En octobre 2016, la Fox sortait, sous les huées des fans, son premier remake officiel du Rocky Horror. Sous le titre "Let's do the time warp again!", il se présentait comme un événement télévisuel rendant hommage à la comédie musicale d'origine et aux quarante ans de culte voué à son adaptation en film. C'est important de se rendre compte du contexte, car il ne s'agit pas à proprement parler d'un simple film, d'un remake inutile, mais d'une expérience télé.

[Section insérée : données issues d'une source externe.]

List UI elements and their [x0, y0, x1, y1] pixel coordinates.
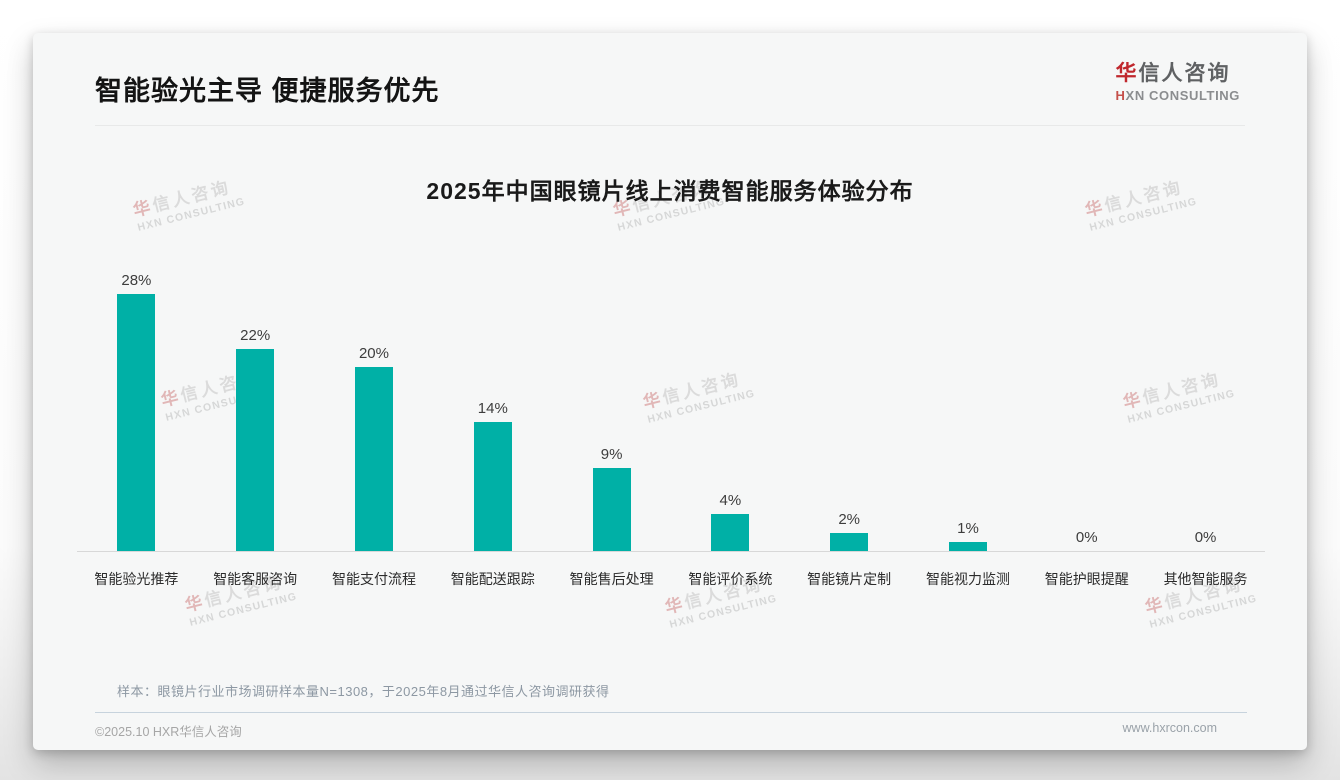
bar-value-label: 14% — [477, 400, 508, 417]
bar-column: 20% — [315, 345, 434, 551]
category-label: 智能配送跟踪 — [450, 571, 535, 587]
bar — [711, 514, 750, 551]
page-title: 智能验光主导 便捷服务优先 — [95, 76, 440, 106]
bar-value-label: 0% — [1075, 529, 1098, 546]
footer: ©2025.10 HXR华信人咨询 www.hxrcon.com — [95, 721, 1247, 740]
category-label: 智能售后处理 — [569, 571, 654, 587]
bar-value-label: 9% — [600, 446, 623, 463]
bar-column: 1% — [909, 520, 1028, 551]
category-label: 智能支付流程 — [331, 571, 416, 587]
bar-column: 9% — [552, 446, 671, 551]
bar — [473, 422, 512, 551]
bar-chart: 28% 22% 20% 14% 9% 4% 2% 1% 0% 0% 智能验光推荐 智能客服咨询 智能支… — [77, 262, 1265, 589]
category-label: 其他智能服务 — [1163, 571, 1248, 587]
bar-value-label: 1% — [957, 520, 979, 537]
bar — [592, 468, 631, 551]
category-label: 智能镜片定制 — [807, 571, 892, 587]
bar-value-label: 4% — [719, 492, 742, 509]
logo-chinese-text: 华信人咨询 — [1115, 62, 1231, 85]
bar — [354, 367, 393, 551]
bar — [236, 349, 275, 551]
header-divider — [95, 125, 1245, 126]
bar-column: 22% — [196, 327, 315, 551]
logo-english-text: HXN CONSULTING — [1115, 88, 1240, 103]
footer-divider — [95, 712, 1247, 713]
bar-value-label: 20% — [358, 345, 389, 362]
report-card: 华信人咨询 HXN CONSULTING 华信人咨询 HXN CONSULTING 华信… — [33, 33, 1307, 750]
category-label: 智能客服咨询 — [213, 571, 298, 587]
company-logo: 华信人咨询 HXN CONSULTING — [1116, 57, 1240, 103]
bar-value-label: 28% — [121, 272, 152, 289]
bar-column: 0% — [1146, 529, 1265, 551]
sample-note: 样本：眼镜片行业市场调研样本量N=1308，于2025年8月通过华信人咨询调研获… — [117, 684, 610, 699]
bar-column: 0% — [1027, 529, 1146, 551]
chart-plot-area: 28% 22% 20% 14% 9% 4% 2% 1% 0% 0% — [77, 262, 1265, 552]
chart-category-axis: 智能验光推荐 智能客服咨询 智能支付流程 智能配送跟踪 智能售后处理 智能评价系统 智能镜片… — [77, 552, 1265, 589]
bar-column: 2% — [790, 511, 909, 551]
bar-column: 28% — [77, 272, 196, 551]
category-label: 智能视力监测 — [925, 571, 1010, 587]
copyright-text: ©2025.10 HXR华信人咨询 — [95, 725, 242, 739]
bar — [948, 542, 987, 551]
bar-column: 14% — [433, 400, 552, 551]
website-url: www.hxrcon.com — [1122, 721, 1217, 735]
bar-value-label: 0% — [1194, 529, 1217, 546]
bar — [830, 533, 869, 551]
category-label: 智能验光推荐 — [94, 571, 179, 587]
category-label: 智能评价系统 — [688, 571, 773, 587]
bar — [117, 294, 156, 551]
bar-value-label: 2% — [838, 511, 861, 528]
chart-title: 2025年中国眼镜片线上消费智能服务体验分布 — [426, 178, 914, 204]
bar-column: 4% — [671, 492, 790, 551]
bar-value-label: 22% — [240, 327, 271, 344]
category-label: 智能护眼提醒 — [1044, 571, 1129, 587]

À l'annonce de sa sortie, j'étais plutôt étonnée de voir les vagues de haters déverser leur fiel en expliquant à qui le voulait que c'était une honte "de remplacer le cast d'origine". Parce que bon, quand ça fait plus de quarante ans que la comédie musicale est jouée un peu partout aux États-Unis avec des castings forcément toujours différents, la remarque est assez ridicule. D'autant plus que moi, leur casting, je l'aime bien.
Le casting de la version 2016
Dans le rôle du sexy Docteur Frankenfurter, on retrouve l'incroyablement charismatique Laverne Cox (plus connue pour son rôle de Sophia Burset dans Orange is The New Black). C'est un choix inhabituel (le rôle est traditionnellement tenu par un homme) mais pas étonnant, puisque lorsque l'actrice transsexuelle entonne "I'm a sweet transvestite, from the planet Transsexual", ça prend un tout autre sens. Je l'ai trouvée parfaite dans ce rôle, jouant avec malice de l'ambiguïté de sa vaste tessiture vocale, dansant avec une énergie folle. Et bon sang, ce qu'elle chante bien ! A elle seule, elle justifiait ce remake. Bon, ses tenues de scène, un peu moins, mais on ne peut pas tout avoir.
Les Brad et Janet nouvelle génération sont eux aussi à mon goût. Victoria Justice (que je découvrais pour la première fois dans ce rôle) est bien assez vicieuse pour incarner notre gentille Janet, même s'il lui manque la fraîcheur de Susan Sarandon, son homologue dans le film de Jim Sharman. Bien entendu, on ne peut pas s'empêcher de comparer. Le jeune Ryan McCartan, acteur labellisé Disney Channel pour lequel j'avais déjà un petit faible, a achevé de me faire succomber à ses charmes. Il s'éclate, surjoue, minaude et réagit avec une fibre comique épatante, c'était un vrai bonheur de le voir à l'écran.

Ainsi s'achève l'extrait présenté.